Seth Godin says, “Innovation is often the act of taking something that worked over there and using it over here.” This is one of my favorite definitions because Seth recognizes that innovation includes applying techniques from one industry in a different industry to achieve improved results.
Henry Ford is a good example of this process. He did not invent the car and he did not invent the moving assembly line. Instead, Henry Ford changed the way cars were built using a moving assembly line. He got the idea for a moving assembly line from the meat processing industry. Ford applied a process (the moving assembly line) from a different industry to manufacture automobiles. If he had limited his thinking to his own industry, he might not have developed such a revolutionary process for manufacturing cars.
Business innovation includes adding a new feature to an existing product. For example, a software product may be improved to add a new “automatic report generating feature” that simplifies the process of creating custom reports for each customer. This new feature can distinguish the software product from competitors’ products that require manual report generation, which is slower and requires additional training. Most customers will prefer the product with the faster, automated report generating feature.
Business innovation also includes the removal of a feature from a product or service. For example, a company may improve its existing product by simplifying the way in which the user interacts with the product or service. An existing product may have too many controls or menu options that make the product difficult to use or intimidating to potential customers.
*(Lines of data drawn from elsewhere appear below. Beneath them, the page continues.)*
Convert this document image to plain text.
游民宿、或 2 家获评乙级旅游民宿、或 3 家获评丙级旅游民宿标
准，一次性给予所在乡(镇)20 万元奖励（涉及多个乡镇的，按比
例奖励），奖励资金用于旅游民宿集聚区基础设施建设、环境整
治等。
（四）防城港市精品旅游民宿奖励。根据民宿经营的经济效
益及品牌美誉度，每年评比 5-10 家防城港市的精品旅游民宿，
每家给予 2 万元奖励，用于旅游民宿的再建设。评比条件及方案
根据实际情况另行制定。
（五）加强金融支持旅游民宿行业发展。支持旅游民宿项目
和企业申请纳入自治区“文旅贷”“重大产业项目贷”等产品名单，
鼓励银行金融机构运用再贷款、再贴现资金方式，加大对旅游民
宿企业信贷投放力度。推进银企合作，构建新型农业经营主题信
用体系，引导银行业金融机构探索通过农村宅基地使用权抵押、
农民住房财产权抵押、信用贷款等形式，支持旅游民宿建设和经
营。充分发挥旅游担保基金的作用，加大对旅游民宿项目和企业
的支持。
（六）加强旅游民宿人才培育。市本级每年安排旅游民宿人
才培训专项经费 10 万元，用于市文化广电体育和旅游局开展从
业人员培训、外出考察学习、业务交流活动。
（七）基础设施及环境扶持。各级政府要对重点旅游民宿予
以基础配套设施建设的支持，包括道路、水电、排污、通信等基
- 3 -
An improvement includes the removal of several controls to simplify the operation and make the product “user friendly.” There are many examples of product innovations that have removed features (or consolidated features) to enhance the user experience with the product.
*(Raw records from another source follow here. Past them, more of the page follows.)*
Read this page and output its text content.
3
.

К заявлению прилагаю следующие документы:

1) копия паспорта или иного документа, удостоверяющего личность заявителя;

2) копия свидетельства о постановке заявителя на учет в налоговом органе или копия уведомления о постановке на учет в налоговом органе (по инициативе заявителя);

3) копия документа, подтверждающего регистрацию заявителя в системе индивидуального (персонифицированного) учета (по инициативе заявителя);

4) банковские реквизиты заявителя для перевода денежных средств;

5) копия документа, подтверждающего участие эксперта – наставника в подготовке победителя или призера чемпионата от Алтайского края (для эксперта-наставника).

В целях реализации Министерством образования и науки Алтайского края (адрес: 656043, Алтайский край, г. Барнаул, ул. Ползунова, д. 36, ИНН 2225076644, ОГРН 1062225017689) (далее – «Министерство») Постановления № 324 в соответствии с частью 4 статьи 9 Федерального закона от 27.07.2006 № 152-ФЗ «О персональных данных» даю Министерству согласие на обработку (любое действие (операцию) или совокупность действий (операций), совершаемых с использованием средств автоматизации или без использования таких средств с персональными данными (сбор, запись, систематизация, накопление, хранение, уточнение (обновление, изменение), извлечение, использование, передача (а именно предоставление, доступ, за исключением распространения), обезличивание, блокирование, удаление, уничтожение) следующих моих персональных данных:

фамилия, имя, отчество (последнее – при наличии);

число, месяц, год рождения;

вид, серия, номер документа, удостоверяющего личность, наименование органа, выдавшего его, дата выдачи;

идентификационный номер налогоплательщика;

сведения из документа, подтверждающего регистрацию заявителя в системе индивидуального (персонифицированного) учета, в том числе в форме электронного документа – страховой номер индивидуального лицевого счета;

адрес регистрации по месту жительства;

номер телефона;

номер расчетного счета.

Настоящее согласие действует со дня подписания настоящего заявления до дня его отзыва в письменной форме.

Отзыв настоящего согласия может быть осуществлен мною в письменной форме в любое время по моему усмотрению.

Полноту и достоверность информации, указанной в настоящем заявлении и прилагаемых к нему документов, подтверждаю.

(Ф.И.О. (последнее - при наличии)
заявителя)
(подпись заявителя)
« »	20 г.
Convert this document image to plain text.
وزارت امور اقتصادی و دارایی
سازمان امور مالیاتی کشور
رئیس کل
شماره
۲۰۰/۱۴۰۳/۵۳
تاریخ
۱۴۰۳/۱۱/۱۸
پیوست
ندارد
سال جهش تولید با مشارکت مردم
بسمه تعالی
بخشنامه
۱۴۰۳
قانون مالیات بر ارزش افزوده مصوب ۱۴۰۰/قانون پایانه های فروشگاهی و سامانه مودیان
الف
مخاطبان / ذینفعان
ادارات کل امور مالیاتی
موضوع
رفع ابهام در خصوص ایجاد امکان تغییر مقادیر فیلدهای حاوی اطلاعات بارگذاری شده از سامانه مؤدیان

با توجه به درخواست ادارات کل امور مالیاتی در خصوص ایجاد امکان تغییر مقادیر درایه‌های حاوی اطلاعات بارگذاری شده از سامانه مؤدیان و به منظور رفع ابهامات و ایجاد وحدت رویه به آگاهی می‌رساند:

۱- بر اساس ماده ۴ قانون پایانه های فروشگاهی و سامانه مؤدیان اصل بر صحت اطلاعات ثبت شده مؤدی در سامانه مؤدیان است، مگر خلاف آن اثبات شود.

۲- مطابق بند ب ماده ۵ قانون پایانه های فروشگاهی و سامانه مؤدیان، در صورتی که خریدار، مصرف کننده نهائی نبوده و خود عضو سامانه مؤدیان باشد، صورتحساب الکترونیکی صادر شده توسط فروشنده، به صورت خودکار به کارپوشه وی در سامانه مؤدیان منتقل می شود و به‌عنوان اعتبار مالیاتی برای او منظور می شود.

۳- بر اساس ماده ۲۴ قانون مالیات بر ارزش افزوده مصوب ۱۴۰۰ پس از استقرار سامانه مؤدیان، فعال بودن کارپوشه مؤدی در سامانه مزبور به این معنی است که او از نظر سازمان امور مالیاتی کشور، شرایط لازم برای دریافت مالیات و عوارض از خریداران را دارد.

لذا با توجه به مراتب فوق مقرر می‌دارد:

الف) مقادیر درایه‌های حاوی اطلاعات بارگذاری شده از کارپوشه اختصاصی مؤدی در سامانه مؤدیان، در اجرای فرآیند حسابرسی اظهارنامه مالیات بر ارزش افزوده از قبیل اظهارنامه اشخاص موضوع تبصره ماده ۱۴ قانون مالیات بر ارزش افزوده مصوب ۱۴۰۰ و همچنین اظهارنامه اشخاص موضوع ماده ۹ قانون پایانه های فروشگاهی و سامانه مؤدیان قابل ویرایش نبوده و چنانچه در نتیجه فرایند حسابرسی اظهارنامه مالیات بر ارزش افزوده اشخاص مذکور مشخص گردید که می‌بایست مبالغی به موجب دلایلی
Another innovation technique applies features in one product to a different product. This is particularly useful when a company has a successful product as well as other products that are less successful. Determine the reasons for the success of the first product and do some creative thinking to find ways to apply similar features or benefits to the other products. You can identify the reasons for the product success by asking customers, reading reviews of the product, and talking with the sales representatives who interact with the customers. Finding the key features that make a product successful provides valuable information for current products as well as future product development.
Start looking for innovation opportunities throughout your own company by evaluating existing products and developing improvements that distinguish your products in the marketplace. This can be as simple as adding a new feature or enhancing the user’s experience with the product.